According to law firm DLA Piper’s annual GDPR and Data Breach Survey, authorities across Europe have handed out a total of €1.78 billion in fines since 28 January 2023, up 14% on the previous year.

And with most big tech and social media firms having their European headquarters in the country, Ireland is the main data privacy enforcer. Since the start of GDPR in May 2018, it’s imposed a total of €2.86 billion in fines; and it’s also been responsible for the largest ever fine, €1.2 billion awarded against Meta earlier this year for GDPR breaches by Facebook and Instagram.

“Our sense is that Ireland’s continued popularity is less to do with specific regulatory reasons and more to do with its general favorable business environment,” says Ross McKean, chair of data, privacy and cybersecurity in the UK.

“Factors such as low corporate tax, English language, common law, availability of talent and age and flexibility of workforce probably rank higher as factors for those location decisions.”

The amount imposed in fines across Europe rose less than last year, largely because of a number of successful appeals in various jurisdictions, which have seen fines reduced or in some cases completely overturned. There have also been fewer fines issued as a result of opinions and binding decisions from the European Data Protection Board.

“While some key regulatory decisions have been reached, many remain under appeal through both the Irish and EU courts–leading to an unresolved legal landscape post-GDPR,” says John Magee, partner and chair of data, privacy and cybersecurity at DLA Piper in Dublin.

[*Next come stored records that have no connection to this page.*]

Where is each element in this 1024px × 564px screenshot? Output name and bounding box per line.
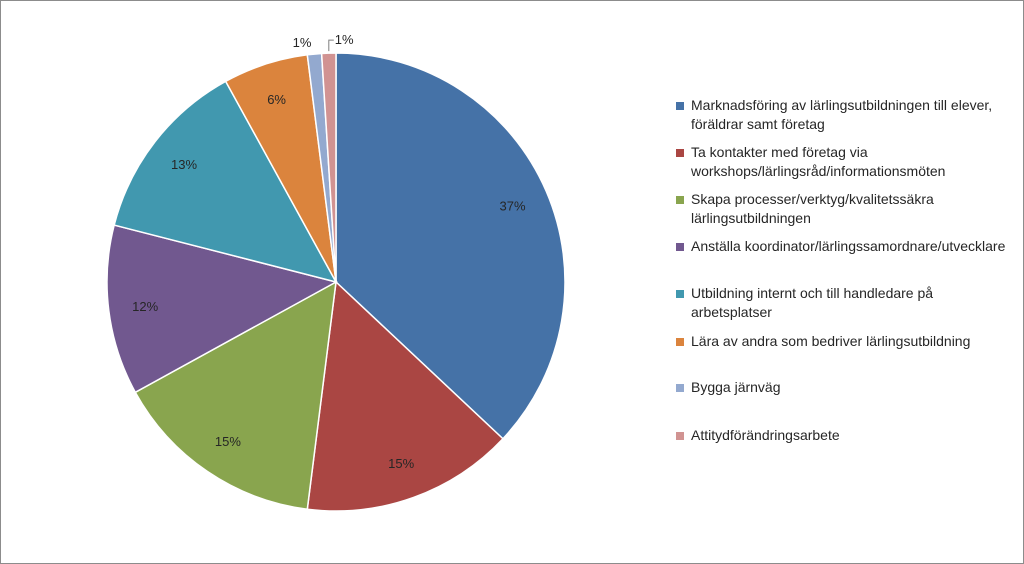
legend-swatch-attityd: [676, 432, 684, 440]
legend-label: Ta kontakter med företag via workshops/l…: [691, 144, 946, 179]
legend-label: Bygga järnväg: [691, 379, 781, 395]
legend-item: Ta kontakter med företag via workshops/l…: [676, 143, 1016, 181]
legend-item: Utbildning internt och till handledare p…: [676, 284, 1016, 322]
legend-label: Attitydförändringsarbete: [691, 427, 840, 443]
legend-swatch-anstalla: [676, 243, 684, 251]
pie-slice-marknadsforing: [335, 52, 566, 440]
legend-item: Lära av andra som bedriver lärlingsutbil…: [676, 332, 1016, 351]
legend-item: Bygga järnväg: [676, 378, 1016, 397]
legend-swatch-lara: [676, 338, 684, 346]
legend-item: Marknadsföring av lärlingsutbildningen t…: [676, 96, 1016, 134]
pie-data-label: 15%: [388, 456, 414, 471]
pie-slice-utbildning: [113, 80, 338, 284]
legend-swatch-kontakter: [676, 149, 684, 157]
legend-label: Anställa koordinator/lärlingssamordnare/…: [691, 238, 1006, 254]
pie-slice-kontakter: [306, 280, 504, 512]
pie-data-label: 13%: [171, 157, 197, 172]
legend-item: Skapa processer/verktyg/kvalitetssäkra l…: [676, 190, 1016, 228]
pie-data-label: 1%: [335, 32, 354, 47]
legend-swatch-utbildning: [676, 290, 684, 298]
pie-slice-attityd: [320, 52, 337, 283]
pie-data-label: 1%: [293, 35, 312, 50]
legend-swatch-processer: [676, 196, 684, 204]
pie-data-label: 6%: [267, 92, 286, 107]
legend-label: Utbildning internt och till handledare p…: [691, 285, 934, 320]
pie-data-label: 15%: [215, 434, 241, 449]
legend-item: Attitydförändringsarbete: [676, 426, 1016, 445]
legend-swatch-marknadsforing: [676, 102, 684, 110]
legend-label: Lära av andra som bedriver lärlingsutbil…: [691, 333, 971, 349]
legend-label: Marknadsföring av lärlingsutbildningen t…: [691, 97, 993, 132]
legend-item: Anställa koordinator/lärlingssamordnare/…: [676, 237, 1016, 256]
pie-data-label: 12%: [132, 299, 158, 314]
pie-data-label: 37%: [499, 199, 525, 214]
legend-swatch-jarnvag: [676, 384, 684, 392]
pie-slice-processer: [134, 280, 337, 511]
pie-slice-anstalla: [106, 224, 339, 394]
legend-label: Skapa processer/verktyg/kvalitetssäkra l…: [691, 191, 934, 226]
leader-line: [328, 39, 334, 52]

“For businesses navigating this evolving data protection framework, balancing strategic adaptability with operational efficiency remains a challenging tightrope to walk.”

All of the ten biggest fines since May 2018 have been imposed against big tech and social media firms. And this is likely to continue to be the case, says DLA Piper, especially given current attempts by the industry to move to a ‘pay or ok’ model.

Most recently, for example, Meta has come under fire over its paid-for ad-free subscription service, with a group of European consumer groups saying it breaches EU consumer laws.

Failure to comply with core GDPR principles is still the most common cause for fines, with failure to comply with the lawfulness, fairness and transparency principle remaining the top reason. Many other fines resulted from breaches of the integrity and confidentiality principle and security of processing.

The total number of breach notifications across the EU remained much the same as the year before – 335 as opposed to 328. Germany, the Netherlands and Poland reported the largest number of data breaches, with 32,030, 20,235 and 14,167 respectively.

Legal uncertainty is set to continue under GDPR, says McKean.

“For social media and big tech in particular, record breaking fines and orders to suspend illegal processing are an ever present danger; they are in effect a ‘data tax’ when doing business in Europe,” he says.

“There are also many new and proposed laws and regulations applying to data and the digital world. Governance and effective risk management are essential for organizations to be able to tackle this complexity and compliance risk, and to ensure business continuity.”